I would like to solve the following equation for $b$. As it is now, Wolfram Alpha is not giving an answer.
$$\frac{\pi\cot B}{A}=\int^{\pi}_0\left(\frac{\frac{b\cos x\sin^2B}{R}+\sqrt{-\frac{b^2}{R^2}\sin^2B\sin^2x+sin^2x+cos^2x\sin^2B}}{sin^2x+cos^2xsin^2B}\right)^2\cos xdx$$
As you can probably guess, most of the integrand came from the quadratic formula and I've simplified from there. $A, R$, and $B$ are constants. $b$ is also constant but is the variable I am trying to determine.

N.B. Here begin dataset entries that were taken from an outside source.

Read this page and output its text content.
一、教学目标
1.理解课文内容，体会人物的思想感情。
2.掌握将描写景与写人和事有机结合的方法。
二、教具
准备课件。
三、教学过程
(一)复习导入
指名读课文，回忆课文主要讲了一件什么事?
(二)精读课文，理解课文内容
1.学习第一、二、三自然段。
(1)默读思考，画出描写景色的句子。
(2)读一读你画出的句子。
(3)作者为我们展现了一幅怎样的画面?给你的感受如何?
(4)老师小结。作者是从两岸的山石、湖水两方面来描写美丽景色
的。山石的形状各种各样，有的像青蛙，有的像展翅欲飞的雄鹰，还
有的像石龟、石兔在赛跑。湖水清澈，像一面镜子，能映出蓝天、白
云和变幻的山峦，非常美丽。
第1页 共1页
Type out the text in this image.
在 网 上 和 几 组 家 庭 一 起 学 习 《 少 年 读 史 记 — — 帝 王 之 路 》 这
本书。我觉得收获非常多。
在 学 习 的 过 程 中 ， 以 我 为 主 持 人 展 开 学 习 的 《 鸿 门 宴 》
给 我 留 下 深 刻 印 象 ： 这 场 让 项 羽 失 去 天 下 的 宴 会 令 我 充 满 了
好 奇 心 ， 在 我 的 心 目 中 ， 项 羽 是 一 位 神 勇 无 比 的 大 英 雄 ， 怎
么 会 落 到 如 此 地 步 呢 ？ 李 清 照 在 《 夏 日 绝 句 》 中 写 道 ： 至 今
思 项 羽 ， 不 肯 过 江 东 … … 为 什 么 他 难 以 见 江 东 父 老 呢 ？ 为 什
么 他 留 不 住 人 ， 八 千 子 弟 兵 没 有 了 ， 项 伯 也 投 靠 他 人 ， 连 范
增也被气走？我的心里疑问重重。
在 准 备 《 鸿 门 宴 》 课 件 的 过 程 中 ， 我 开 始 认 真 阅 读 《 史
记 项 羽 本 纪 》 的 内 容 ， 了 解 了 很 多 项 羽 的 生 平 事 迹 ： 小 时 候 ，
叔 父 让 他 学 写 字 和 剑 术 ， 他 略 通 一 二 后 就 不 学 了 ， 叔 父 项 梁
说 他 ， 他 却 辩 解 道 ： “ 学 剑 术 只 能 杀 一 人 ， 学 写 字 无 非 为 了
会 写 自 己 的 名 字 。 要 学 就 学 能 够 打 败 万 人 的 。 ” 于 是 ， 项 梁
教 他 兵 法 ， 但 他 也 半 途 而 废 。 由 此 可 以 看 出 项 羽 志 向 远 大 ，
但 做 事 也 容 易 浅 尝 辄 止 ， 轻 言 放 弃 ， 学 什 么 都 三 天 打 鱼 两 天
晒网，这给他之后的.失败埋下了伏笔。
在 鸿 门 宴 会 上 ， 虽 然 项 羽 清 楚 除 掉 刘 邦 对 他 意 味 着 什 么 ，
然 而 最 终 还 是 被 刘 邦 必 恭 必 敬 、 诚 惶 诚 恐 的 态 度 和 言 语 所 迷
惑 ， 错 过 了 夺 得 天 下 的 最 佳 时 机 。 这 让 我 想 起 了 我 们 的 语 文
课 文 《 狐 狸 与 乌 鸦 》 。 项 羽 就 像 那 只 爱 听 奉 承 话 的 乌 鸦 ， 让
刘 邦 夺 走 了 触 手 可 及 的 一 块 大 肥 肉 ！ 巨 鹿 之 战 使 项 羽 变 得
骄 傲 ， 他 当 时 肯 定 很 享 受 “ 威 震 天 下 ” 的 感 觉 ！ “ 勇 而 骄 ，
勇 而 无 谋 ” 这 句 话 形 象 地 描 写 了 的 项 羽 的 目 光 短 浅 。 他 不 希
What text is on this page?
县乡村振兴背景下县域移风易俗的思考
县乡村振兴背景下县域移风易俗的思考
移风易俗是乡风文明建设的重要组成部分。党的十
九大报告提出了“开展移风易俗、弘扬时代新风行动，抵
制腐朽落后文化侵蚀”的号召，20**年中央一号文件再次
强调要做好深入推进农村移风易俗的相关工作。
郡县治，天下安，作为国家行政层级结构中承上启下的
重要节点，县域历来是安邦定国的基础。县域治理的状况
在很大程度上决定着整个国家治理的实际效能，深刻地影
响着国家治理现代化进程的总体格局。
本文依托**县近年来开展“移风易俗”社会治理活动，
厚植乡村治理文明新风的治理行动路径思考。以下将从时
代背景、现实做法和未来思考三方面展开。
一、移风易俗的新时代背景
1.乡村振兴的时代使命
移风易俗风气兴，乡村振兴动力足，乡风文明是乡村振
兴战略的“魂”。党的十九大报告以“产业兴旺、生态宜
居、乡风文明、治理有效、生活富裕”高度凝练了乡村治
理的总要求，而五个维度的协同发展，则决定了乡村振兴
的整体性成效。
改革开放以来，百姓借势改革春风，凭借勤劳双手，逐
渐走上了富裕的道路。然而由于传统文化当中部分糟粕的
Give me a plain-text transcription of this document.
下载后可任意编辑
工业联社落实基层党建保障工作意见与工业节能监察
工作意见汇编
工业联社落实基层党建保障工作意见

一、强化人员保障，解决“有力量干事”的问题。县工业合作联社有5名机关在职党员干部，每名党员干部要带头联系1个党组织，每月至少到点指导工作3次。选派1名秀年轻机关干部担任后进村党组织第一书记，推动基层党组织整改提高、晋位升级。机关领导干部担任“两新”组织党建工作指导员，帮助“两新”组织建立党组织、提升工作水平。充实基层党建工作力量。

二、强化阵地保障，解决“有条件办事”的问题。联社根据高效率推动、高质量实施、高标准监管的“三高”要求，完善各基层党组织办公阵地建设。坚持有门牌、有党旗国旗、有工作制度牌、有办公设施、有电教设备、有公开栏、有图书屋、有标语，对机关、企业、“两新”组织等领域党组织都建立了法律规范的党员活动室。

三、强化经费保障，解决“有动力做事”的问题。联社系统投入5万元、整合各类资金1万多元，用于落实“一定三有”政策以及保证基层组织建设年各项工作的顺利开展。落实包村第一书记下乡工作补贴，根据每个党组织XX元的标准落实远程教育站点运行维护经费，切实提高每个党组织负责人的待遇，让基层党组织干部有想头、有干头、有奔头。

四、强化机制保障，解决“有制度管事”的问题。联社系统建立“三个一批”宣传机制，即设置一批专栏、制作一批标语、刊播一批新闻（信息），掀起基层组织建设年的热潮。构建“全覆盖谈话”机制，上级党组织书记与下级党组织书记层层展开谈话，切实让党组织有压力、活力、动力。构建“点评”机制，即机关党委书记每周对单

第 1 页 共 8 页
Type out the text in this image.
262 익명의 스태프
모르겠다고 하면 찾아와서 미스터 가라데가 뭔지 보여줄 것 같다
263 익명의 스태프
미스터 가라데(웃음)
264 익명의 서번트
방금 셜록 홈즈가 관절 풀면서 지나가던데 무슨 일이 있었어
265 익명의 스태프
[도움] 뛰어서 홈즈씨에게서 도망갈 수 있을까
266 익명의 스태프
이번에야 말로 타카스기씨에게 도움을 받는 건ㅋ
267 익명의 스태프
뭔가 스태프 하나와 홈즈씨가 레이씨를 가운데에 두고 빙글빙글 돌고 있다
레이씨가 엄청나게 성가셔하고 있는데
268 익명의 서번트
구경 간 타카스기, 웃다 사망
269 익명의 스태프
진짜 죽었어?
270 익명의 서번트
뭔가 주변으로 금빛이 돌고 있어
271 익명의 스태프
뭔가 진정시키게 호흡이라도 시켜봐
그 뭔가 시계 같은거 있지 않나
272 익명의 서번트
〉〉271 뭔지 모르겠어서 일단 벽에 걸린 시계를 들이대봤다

ADDITIONAL INFORMATION: From a technical paper, if $A = 1$, then
$$\frac{b}{R} = cotB$$
I don't know how that was determined, but it is correct. I have verified that the two sides of the integral are the same if when $A=1$, $\frac{b}{R} = cotB$. I want to point out that the authors of that paper never included the variable $A$ and therefore by default it was equal to 1.
I thought maybe the answer to my problem might be as simple as:
$$\frac{b}{R} = \frac{cotB}{A}$$
but I can't get that to work if I substitute it into the integral, plus numerical integration indicates that while close, it is not the correct solution. Any suggestions are appreciated.